Maybe it was all those years the old man had spent teaching Shakespeare and Old Testament to sophomores. Study those old texts line by line, semester after semester, again and again, and there would be nothing in the human gallery new to you. Politics passes, human nature remains the same.


Or does it? Must we always be at the mercy of these unruly passions, these rushes of uncontrolled awe at the beauty and terror of the night sky, this fruitless search for virtue, this confusion between good and evil?


Why not change our nature itself, and usher in a brave new world where only an occasional savage, as in Huxley's vision of the future, would intrude to remind us of a barbaric past? Let us tear down these artificial barriers and free Science at last — and so free ourselves from the human condition.


As our new president, a true man of the age, put it the other day as he signed his executive order opening the gates to an unbounded future: "Our government has forced what I believe is a false choice between sound science and moral values." Instead we can have both!

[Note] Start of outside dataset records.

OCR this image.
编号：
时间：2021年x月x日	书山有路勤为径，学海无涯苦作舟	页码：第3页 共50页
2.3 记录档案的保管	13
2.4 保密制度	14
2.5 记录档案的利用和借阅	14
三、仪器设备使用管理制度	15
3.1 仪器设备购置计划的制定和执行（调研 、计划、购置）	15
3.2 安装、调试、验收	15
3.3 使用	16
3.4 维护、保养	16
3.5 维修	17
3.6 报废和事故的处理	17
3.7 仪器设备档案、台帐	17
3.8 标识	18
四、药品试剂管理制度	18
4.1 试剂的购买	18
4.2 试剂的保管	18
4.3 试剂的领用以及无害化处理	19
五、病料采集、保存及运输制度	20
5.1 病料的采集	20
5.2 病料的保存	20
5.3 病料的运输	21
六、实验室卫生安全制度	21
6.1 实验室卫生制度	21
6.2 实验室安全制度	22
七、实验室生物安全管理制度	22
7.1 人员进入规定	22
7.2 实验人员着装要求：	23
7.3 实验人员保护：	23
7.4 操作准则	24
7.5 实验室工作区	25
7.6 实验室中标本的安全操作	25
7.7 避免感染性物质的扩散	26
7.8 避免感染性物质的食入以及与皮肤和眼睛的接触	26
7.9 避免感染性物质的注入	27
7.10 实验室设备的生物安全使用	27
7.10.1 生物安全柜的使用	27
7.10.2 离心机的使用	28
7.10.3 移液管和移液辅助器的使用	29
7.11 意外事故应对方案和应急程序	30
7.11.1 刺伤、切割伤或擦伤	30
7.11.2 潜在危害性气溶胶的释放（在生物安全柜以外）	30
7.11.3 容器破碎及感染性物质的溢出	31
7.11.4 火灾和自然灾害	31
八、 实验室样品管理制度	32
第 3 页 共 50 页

This is a favorite formulation of our leader's. Call it the Obama Dialectic. It consists of presenting both sides of an issue, even an issue of life and death, as offering a false choice that really needn't be made. Instead there is an utterly reasonable middle ground: his own.


If his choice is a little vague around the edges, or the ethics of it more than a little fuzzy, No Fear. We have experts to decide such things now: the Scientific Community and its special sub-branch, the Ethicists. They'll figure it all out, devise the appropriate Protocols for life and death, and we the people will never have to bother our pretty little heads thinking about it. The Experts Know.


Strangely enough, in almost the next breath, our pragmatist-in-chief drew a bright ethical line just a little farther down the slippery slope than the one his predecessor in the Oval Office had drawn earlier. His new policy, President Obama assured anybody who might be worried about its ethical ramifications, "never opens the door to the use of cloning for human reproduction." Because that would be "dangerous, profoundly wrong, and has no place in our society or any society."


How come? Couldn't some clones be just fine, indeed perfect? Why not produce them and discard only the imperfect ones? The way the least promising human embryos are discarded in the process of in vitro fertilization? The Experts are trusted to make that choice, too. They know. Isn't this a false choice President Obama has made between sound science and moral values — the kind of false choice he'd just blamed his predecessor in the White House for making?


Besides, he must know that once he's opened the door to cloning for, ahem, research purposes, there's bound to be some scientist somewhere curious enough, and some potential parents narcissistic enough, and some Madoffian investor eager enough to make a bundle, to go into the business of custom-designing our progeny.


Whether for research or reproduction, the cloning process is much the same. Cloning is cloning, parts is parts. Once the door is open, and now it is, those embryo farms out of "Brave New World" await. Full of such goodly creatures!


Why would our sophisticated young president scruple at the inescapable consequences of his own executive order? A masterful politician, he must know that there is something in people — and voters — which understands, instinctively, that a market for designer babies would be wrong, wrong, wrong. Call it the wisdom of repugnance. That kind of thing should have "no place in our society or any society." In his soothing voice, he assures us that it'll never come to that.


Is he just doing the politic thing? But that would be too cynical a judgment. Maybe even Mr. Cool still has some primitive reverence for life, for Nature and Nature's Laws, and knows — in his soul — that some line must be drawn that man dare not cross. Maybe something of the savage in "Brave New World," with all his archaic Thou Shalt Nots, still lurks in him, too.


For the first time during his presentation, I felt a rush of fellow feeling. I think old Dr. Clark would recognize this president's dilemma, and consider that last choice of his — to draw the line somewhere — not false at all.